A further limitation was that we were unable to determine the optimal intervention components and delivery modes to inform cost-effectiveness modelling, emphasising the need for more research in this area. Since the publication of the iWIP meta-analysis (used to model intervention efficacy in this study), new trials have been published, including those applying lower cost, e-health delivery methods that may have similar efficacy as face-to-face interventions. For instance, a recent effective antenatal lifestyle intervention compared electronic health delivery with a more intensive and costly face-to-face delivery and found similar efficacy for the two delivery styles [51]. This result indicated that there were opportunities for greater cost-effectiveness gains in the future. Investigation of the cost effectiveness of eHealth interventions and the inclusion of more recent studies in an updated meta-analysis would be of assistance to future research in this area.

Importantly, while the current study is the most comprehensive cost-effectiveness analysis of antenatal lifestyle interventions to date, the study only used the time horizon of early to late pregnancy. The significant benefits of prevention of obesity, type II diabetes and other maternal health benefits were not captured in this model. Given the relationship between excessive gestational weight gain and epigenetic and long-term health impacts [42], the benefits of antenatal lifestyle interventions over the longer term are likely to be important but have not been considered in this current study.
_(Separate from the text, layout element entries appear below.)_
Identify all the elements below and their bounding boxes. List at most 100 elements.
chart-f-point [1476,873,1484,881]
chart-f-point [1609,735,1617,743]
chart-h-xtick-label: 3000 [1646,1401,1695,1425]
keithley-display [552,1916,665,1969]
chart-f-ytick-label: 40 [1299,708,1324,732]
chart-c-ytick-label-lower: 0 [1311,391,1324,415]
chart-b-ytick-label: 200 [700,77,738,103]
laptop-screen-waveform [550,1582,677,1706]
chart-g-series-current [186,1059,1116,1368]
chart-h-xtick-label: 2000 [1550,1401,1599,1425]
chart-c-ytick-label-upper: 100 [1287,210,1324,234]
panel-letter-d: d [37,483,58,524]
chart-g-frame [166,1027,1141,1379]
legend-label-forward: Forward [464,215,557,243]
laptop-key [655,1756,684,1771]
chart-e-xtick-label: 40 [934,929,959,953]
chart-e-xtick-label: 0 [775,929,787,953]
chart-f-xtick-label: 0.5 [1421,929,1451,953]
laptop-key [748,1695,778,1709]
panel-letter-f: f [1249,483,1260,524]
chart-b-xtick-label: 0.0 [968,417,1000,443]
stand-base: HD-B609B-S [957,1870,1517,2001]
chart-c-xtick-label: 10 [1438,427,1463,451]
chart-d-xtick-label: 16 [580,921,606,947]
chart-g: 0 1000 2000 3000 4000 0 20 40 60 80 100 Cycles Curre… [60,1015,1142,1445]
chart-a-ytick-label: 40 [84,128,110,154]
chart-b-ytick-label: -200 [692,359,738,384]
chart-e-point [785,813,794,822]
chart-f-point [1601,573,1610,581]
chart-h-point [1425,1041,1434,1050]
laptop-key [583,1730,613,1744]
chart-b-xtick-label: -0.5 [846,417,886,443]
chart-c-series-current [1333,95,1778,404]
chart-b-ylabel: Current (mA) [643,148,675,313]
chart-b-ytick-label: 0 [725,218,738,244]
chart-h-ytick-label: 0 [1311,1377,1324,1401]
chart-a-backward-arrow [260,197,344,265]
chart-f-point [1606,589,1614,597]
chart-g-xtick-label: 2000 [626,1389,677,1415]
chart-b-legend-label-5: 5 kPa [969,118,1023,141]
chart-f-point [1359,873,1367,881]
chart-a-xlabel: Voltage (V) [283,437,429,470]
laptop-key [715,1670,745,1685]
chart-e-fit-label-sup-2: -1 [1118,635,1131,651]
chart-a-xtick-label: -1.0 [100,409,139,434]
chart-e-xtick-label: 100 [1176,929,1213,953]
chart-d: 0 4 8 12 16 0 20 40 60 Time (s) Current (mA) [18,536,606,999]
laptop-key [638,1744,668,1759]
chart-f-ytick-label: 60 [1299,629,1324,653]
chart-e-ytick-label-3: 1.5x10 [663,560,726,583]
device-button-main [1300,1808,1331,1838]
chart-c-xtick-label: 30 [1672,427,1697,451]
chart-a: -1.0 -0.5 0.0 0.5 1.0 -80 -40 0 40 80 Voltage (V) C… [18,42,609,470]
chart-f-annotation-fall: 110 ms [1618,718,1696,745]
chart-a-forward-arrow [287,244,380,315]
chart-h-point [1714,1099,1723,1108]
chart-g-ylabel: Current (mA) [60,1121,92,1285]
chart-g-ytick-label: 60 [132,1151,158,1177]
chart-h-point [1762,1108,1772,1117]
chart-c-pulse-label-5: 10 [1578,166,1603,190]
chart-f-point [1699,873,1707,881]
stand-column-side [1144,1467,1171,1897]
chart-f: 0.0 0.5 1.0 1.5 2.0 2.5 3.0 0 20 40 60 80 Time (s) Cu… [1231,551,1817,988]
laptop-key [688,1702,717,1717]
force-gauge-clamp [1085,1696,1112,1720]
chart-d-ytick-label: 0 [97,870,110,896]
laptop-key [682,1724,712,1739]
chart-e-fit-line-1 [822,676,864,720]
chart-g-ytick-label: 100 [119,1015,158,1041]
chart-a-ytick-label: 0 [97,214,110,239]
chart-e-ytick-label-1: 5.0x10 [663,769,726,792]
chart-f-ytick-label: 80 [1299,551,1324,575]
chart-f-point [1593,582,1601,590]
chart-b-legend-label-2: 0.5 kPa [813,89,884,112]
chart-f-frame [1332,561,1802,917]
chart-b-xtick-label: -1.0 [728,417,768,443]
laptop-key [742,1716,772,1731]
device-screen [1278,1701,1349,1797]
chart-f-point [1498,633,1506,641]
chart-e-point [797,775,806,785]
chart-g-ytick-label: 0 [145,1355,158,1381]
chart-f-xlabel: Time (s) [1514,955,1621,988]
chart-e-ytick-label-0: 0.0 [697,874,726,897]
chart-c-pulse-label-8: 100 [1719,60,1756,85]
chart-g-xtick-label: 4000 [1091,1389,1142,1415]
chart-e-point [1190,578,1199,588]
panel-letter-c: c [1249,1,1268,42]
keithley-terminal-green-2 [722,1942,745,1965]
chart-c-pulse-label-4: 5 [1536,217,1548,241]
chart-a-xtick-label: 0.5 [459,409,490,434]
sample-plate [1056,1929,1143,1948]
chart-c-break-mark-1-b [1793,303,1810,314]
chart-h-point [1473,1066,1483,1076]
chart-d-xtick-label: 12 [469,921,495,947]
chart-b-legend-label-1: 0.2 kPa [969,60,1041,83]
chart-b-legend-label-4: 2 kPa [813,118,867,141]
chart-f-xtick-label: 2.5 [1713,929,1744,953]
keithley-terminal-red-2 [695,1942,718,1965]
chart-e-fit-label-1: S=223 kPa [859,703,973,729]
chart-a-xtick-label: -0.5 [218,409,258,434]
Future cost-effectiveness studies should include maternal and child health outcomes over a longer time horizon, and could also investigate outcome measures such as QALYs and productivity loss over the longer term.

5 Conclusions

In the most comprehensive cost-effectiveness analysis of antenatal lifestyle interventions to date, we suggest that lifestyle interventions are cost effective for reducing adverse maternal outcomes in pregnancy, and that interventions for mothers in higher weight categories are cost saving. These findings are novel as they advance prior knowledge based on smaller samples that failed to show cost effectiveness. To effectively inform guidelines and scale-up interventions into policy and practice, future research is needed to establish the characteristics of efficacious interventions that can be delivered at low cost. Cost-effectiveness modelling incorporating the longer-term health benefits of antenatal lifestyle interventions is also required. This work supports guideline and policy recommendations to implement population-wide antenatal lifestyle interventions.